In the wake of reports that Credit Suisse is expected to pay a hefty sum of tens of millions of dollars in a settlement with the US Securities and Exchange Commission, Rich Gates–the founder of fund manager TFS Capital and West Chester resident–said that he expects to apply for a whistleblower reward after the penalty is announced.
Credit Suisse may be out over $80 million as it be required to pay more than $50 million in fines and payments to the SEC as well as an additional $30 million to the New York Attorney General over allegations of wrongdoing in the operation of its ‘dark pool’.
If the SEC suit turns out to be along the lines of the complaints Gates made, he will be able to submit a claim which could net him a substantial payday. The award for whistleblowers can range between 10% and 30% of a fine meaning he could be awarded anywhere from $5 million to $15 million.
Described in the popular Michael Lewis’ book “Flash Boys” as well as in the pages of the Wall Street Journal, Gates developed tests of buying and selling the same security in numerous dark pools or exchanges to see if anyone was getting in front of client’s trades.
According to the book, Credit Suisse’s dark pool, was among the venues where Gates believed the investors in his mutual funds were losing money as a result of what is dubbed latency arbitrage, or the practive of taking advantage of slight delays in price dissemination.
However, Gates’s West Chester based company, TFS Capital, is now a client of Credit Suisse’s Crossfinder.
“The equity market structure has continued to improve in recent years,” Gates stated, believing it is a result of the work that he and others have done. “The SEC and other regulators have been dialed into this issue for a while now, trying to make the market fair for all participants.”
Interestingly, as Gates might be applying for a reward from one arm of the government, he is fending off another. Powhatan Energy Fund, a separate firm he is involved with, is being sued by the Federal Energy Regulation Commission, for allegedly manipulating the power market.

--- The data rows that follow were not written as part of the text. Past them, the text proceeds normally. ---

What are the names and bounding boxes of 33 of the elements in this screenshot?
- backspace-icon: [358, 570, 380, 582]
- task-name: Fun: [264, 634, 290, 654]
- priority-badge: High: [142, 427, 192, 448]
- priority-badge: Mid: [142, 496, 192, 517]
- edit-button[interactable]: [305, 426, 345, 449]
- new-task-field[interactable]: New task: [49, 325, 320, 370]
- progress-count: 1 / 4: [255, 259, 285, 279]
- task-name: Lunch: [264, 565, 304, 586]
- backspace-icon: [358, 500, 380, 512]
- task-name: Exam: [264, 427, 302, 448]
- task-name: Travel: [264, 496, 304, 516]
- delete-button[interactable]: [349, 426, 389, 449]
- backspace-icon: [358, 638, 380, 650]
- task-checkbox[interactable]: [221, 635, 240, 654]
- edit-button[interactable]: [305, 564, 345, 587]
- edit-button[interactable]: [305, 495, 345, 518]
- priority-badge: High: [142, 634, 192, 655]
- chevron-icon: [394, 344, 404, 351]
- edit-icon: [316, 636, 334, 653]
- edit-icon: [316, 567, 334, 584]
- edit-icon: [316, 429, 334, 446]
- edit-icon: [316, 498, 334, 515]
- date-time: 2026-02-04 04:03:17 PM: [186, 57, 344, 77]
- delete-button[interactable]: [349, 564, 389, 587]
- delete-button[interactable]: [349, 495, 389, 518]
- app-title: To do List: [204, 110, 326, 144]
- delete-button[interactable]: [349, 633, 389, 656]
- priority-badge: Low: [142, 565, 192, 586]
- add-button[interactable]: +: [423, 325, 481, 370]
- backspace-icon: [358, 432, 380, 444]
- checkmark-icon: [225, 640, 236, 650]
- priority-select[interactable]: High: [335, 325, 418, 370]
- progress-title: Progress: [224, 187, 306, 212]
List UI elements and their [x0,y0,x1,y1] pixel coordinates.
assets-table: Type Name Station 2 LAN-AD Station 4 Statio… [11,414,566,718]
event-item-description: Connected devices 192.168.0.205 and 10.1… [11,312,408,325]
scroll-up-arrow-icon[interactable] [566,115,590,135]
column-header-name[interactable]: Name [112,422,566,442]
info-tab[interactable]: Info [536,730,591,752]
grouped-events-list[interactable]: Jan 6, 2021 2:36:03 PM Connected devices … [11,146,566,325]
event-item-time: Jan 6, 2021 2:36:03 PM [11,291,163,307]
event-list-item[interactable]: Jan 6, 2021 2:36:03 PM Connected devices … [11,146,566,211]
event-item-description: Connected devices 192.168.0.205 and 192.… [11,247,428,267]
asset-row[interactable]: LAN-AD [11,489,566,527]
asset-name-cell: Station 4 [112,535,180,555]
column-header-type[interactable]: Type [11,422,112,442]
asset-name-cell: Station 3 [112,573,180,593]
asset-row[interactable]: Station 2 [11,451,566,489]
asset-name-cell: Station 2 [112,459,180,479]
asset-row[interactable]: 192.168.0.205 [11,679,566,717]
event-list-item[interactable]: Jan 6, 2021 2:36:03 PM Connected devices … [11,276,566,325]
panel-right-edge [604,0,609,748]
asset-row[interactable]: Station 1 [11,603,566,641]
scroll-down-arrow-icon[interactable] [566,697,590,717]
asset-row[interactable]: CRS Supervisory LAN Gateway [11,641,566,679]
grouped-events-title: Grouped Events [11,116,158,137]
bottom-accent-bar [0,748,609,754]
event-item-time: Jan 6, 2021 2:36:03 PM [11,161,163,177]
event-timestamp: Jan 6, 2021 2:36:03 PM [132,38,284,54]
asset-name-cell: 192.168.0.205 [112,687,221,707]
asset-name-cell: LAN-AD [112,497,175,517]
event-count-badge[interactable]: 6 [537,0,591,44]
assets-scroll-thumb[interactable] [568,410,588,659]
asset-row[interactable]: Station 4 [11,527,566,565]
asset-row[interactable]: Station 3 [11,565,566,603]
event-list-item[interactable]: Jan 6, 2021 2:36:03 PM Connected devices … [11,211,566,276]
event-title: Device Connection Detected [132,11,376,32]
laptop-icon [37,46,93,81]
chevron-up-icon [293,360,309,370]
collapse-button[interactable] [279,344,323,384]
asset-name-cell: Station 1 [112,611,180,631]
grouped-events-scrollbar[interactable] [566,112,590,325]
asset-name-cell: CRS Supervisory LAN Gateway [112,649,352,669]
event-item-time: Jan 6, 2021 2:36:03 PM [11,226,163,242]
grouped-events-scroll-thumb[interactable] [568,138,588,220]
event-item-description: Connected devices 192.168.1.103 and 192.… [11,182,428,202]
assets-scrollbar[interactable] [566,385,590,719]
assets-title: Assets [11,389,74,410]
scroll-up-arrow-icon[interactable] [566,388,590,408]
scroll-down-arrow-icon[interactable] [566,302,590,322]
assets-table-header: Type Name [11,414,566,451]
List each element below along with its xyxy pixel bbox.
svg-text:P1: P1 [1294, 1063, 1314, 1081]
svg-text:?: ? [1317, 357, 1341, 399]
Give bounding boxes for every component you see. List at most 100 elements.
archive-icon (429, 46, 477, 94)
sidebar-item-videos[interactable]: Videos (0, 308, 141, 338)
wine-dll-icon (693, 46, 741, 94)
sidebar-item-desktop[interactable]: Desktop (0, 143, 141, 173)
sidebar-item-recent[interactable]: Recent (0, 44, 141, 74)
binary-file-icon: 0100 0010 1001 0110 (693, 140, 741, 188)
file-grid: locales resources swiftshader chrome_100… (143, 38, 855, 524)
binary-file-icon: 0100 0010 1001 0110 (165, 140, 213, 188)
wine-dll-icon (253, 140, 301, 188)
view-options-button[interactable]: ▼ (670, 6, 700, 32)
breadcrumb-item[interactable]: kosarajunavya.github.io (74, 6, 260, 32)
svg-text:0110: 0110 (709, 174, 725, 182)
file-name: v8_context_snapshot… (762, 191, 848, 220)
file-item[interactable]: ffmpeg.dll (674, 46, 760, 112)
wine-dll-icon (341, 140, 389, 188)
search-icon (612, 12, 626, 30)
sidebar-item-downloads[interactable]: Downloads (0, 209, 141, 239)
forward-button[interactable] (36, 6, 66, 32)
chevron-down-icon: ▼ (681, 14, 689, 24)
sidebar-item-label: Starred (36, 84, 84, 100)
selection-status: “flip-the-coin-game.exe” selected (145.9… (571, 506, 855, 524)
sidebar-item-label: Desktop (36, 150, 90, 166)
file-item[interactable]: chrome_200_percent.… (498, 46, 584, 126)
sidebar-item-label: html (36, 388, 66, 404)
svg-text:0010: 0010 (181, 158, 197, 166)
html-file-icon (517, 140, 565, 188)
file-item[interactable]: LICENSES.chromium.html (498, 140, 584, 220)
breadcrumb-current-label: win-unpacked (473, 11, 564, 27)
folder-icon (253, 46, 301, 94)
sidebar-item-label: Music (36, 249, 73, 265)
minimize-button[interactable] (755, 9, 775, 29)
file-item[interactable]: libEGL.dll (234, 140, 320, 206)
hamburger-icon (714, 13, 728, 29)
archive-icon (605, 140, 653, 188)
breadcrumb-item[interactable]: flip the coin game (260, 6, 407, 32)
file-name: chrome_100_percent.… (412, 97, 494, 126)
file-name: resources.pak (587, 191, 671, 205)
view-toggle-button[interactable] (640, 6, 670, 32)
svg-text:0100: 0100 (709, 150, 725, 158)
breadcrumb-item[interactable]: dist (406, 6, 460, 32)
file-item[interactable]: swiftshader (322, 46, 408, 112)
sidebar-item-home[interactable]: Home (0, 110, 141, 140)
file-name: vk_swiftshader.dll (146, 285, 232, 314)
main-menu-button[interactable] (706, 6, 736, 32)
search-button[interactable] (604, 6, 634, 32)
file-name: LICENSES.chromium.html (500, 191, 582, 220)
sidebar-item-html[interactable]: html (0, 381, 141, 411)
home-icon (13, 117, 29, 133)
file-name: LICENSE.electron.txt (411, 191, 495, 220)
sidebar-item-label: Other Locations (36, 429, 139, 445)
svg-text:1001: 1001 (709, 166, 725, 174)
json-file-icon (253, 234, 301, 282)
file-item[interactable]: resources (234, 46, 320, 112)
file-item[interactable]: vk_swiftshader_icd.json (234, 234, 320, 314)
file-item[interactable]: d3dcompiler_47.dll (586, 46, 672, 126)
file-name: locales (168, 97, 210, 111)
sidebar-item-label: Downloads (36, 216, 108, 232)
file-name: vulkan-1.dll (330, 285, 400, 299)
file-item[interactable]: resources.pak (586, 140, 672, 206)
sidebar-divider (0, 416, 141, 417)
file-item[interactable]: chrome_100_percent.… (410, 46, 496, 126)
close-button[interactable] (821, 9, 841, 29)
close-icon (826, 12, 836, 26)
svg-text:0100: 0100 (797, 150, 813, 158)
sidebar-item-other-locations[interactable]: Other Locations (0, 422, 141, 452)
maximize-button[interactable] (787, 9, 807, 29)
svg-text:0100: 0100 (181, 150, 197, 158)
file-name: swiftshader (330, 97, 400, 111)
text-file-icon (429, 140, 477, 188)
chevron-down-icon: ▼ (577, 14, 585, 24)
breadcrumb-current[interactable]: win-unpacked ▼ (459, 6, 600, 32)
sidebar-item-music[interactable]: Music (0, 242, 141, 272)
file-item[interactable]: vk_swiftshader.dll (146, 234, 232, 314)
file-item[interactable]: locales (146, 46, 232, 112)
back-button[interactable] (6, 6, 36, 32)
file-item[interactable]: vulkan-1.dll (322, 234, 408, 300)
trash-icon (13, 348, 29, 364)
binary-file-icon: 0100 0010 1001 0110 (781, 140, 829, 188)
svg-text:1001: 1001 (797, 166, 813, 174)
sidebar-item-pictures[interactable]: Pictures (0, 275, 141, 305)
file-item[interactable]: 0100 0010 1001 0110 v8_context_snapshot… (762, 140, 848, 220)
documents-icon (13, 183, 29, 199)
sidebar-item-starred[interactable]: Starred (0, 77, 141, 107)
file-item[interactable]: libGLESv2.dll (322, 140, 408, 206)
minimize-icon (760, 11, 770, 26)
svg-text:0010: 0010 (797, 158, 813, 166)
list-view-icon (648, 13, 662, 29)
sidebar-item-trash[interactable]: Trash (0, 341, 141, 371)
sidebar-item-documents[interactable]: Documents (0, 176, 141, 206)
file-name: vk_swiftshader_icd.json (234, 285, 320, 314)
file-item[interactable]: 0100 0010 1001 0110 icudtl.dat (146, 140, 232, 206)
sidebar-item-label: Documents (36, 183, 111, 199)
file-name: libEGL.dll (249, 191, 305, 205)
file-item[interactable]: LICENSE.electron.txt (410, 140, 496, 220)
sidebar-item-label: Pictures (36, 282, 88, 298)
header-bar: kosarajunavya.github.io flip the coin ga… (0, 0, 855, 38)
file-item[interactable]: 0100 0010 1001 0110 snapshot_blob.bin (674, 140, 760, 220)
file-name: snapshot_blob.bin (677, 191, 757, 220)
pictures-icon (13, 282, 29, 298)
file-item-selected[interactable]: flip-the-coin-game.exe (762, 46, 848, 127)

“There’s an amazing parallel between these two unique market problems,” Gates notes. “In the stock market, high-frequency traders were given special benefits that enabled them to make money. And in the wholesale power markets, I believe incumbent utilities receive preferential treatment. Neither market has been too kind to outsiders like me. The only difference is that the SEC has been trying to remove the imbalances in its markets whereas FERC seems to favor and promote markets where these biases exist.”